И все же Тибо, оставшись наедине с девушкой, прежде всего вспомнил о ненависти и о мести, забыв о своей спасительнице.

Как видим, человек этот быстро продвигался по пути зла.

— Ну, проклятый сеньор, если дьявол на этот раз исполнит мое желание, — он показал кулак уже скрывшейся из вида процессии, — если только дьявол услышит меня, то берегись: я с лихвой отплачу за то, что перенес сегодня!

— Ах, как нехорошо то, что вы говорите, — сказала Аньелетта, подойдя поближе к Тибо. — Барон Жан — добрый господин, милосердный к бедным людям и всегда такой учтивый с женщинами.

— Пусть так; но согласитесь — я должен отплатить ему за полученные удары.

— Ну, приятель, будем откровенны, — смеясь, возразила девушка. — Признайтесь, вы их заслужили.

— Ну-ну, прекрасная Аньелетта, похоже, от поцелуя барона Жана у вас голова закружилась.

— Вот уж не думала, господин Тибо, что вы станете попрекать меня этим поцелуем.

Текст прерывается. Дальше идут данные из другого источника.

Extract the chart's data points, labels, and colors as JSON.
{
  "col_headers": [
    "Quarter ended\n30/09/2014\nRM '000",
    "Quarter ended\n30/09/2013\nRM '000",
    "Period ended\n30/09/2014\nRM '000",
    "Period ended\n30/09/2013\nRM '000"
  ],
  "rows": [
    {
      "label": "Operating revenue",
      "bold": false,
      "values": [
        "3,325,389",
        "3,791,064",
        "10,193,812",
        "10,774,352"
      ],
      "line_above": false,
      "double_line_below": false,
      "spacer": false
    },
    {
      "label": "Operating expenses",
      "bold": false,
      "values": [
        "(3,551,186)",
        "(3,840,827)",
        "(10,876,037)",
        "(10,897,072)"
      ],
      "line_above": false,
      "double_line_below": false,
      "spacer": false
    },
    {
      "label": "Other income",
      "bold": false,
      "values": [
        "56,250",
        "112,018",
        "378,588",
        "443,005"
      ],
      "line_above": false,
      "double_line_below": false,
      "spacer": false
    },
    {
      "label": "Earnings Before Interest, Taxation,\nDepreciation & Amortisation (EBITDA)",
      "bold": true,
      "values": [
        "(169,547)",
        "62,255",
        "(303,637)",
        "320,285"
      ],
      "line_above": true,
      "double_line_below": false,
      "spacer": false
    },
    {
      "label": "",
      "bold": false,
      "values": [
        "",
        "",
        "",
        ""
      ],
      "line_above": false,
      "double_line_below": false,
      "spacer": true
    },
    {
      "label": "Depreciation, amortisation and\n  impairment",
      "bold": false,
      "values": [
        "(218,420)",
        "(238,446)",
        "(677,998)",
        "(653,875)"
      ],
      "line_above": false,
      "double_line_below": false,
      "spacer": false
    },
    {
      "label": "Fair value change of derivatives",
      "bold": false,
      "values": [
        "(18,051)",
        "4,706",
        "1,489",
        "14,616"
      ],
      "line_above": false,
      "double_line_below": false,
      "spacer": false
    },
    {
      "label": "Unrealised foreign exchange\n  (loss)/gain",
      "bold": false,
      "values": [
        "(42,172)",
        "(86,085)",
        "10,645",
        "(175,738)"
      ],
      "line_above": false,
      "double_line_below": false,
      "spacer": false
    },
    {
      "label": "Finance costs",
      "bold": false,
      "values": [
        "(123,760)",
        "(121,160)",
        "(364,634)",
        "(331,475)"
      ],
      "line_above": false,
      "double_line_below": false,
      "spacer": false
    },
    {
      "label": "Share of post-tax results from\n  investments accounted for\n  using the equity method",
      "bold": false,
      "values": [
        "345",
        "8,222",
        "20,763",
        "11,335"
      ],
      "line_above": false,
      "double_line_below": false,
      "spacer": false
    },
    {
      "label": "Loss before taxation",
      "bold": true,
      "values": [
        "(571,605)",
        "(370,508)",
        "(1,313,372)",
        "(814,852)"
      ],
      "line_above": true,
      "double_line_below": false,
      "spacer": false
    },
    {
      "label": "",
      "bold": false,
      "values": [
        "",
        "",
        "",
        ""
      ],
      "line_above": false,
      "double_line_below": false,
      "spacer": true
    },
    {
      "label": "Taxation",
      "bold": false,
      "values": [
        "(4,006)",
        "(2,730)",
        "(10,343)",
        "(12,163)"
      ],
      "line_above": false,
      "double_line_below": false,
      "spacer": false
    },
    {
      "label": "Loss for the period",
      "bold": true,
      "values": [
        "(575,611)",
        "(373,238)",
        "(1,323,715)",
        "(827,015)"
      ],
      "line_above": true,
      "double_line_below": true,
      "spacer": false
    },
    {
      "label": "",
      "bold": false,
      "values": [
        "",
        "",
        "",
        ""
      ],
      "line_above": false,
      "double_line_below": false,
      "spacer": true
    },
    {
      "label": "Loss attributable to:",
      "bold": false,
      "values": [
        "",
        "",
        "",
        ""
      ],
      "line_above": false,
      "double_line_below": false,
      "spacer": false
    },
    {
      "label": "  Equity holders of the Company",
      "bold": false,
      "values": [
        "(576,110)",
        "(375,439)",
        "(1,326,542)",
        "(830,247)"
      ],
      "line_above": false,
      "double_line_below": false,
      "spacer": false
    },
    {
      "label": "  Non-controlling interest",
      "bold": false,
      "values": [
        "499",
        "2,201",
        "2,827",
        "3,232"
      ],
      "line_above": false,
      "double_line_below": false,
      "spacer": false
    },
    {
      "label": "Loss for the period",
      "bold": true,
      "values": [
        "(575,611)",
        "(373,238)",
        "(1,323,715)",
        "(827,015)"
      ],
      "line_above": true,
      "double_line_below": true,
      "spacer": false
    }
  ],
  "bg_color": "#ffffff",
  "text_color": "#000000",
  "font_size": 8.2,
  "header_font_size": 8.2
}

А своего мнения я не изменю: сеньор Жан имел право так поступить.

— Нещадно отлупить меня?

— А зачем вы стали охотиться в его владениях?

— А разве дичь принадлежит не всем — и крестьянам и сеньорам?

— Нет; ведь зверь живет в его лесу, ест его траву, и вы не имеете права бросать рогатину в оленя, что принадлежит его высочеству герцогу Орлеанскому.

— А кто вам сказал, что я бросил рогатину в его оленя? — спросил Тибо, с угрожающим видом придвигаясь к Аньелетте.

— Кто мне сказал? Мои глаза, и уверяю вас, что они не лгут, господин Тибо. Да, я видела, как вы бросали рогатину, когда прятались вот за этим буком.

Уверенность, с которой девушка опровергла его ложь, мгновенно остудила гнев Тибо.

— Ну что ж такого, в конце концов, — сказал он, — если какой-нибудь бедняк один раз хорошо пообедает излишками знатного сеньора! Мадемуазель Аньелетта, неужели вы согласны с судьями, которые готовы повесить человека из-за несчастного кролика? Что же, вы считаете, дичь создана Господом для барона Жана, а не для меня?

— Господин Тибо, вам не повредит, если вы станете исполнять Божью заповедь и не будете желать чужого добра!

— Да вы никак знаете меня, прекрасная Аньелетта, раз называете по имени?

— Конечно. Я встретила вас однажды на празднике в Бурсонне; вас назвали лучшим танцором, и все столпились вокруг вас.

Эта похвала совершенно обезоружила Тибо.

— Да, да, — сказал он. — Теперь и я вспомнил, что видел вас. Да ведь на этом самом празднике в Бурсонне мы с вами танцевали, только вы с тех пор подросли — вот почему я не сразу узнал вас, но теперь узнаю. У вас было розовое платье и хорошенький белый корсаж, а танцы были на молочной ферме. Я хотел поцеловать вас, но вы мне не позволили, сказав, что в танцах целуют только свою визави, а не партнершу.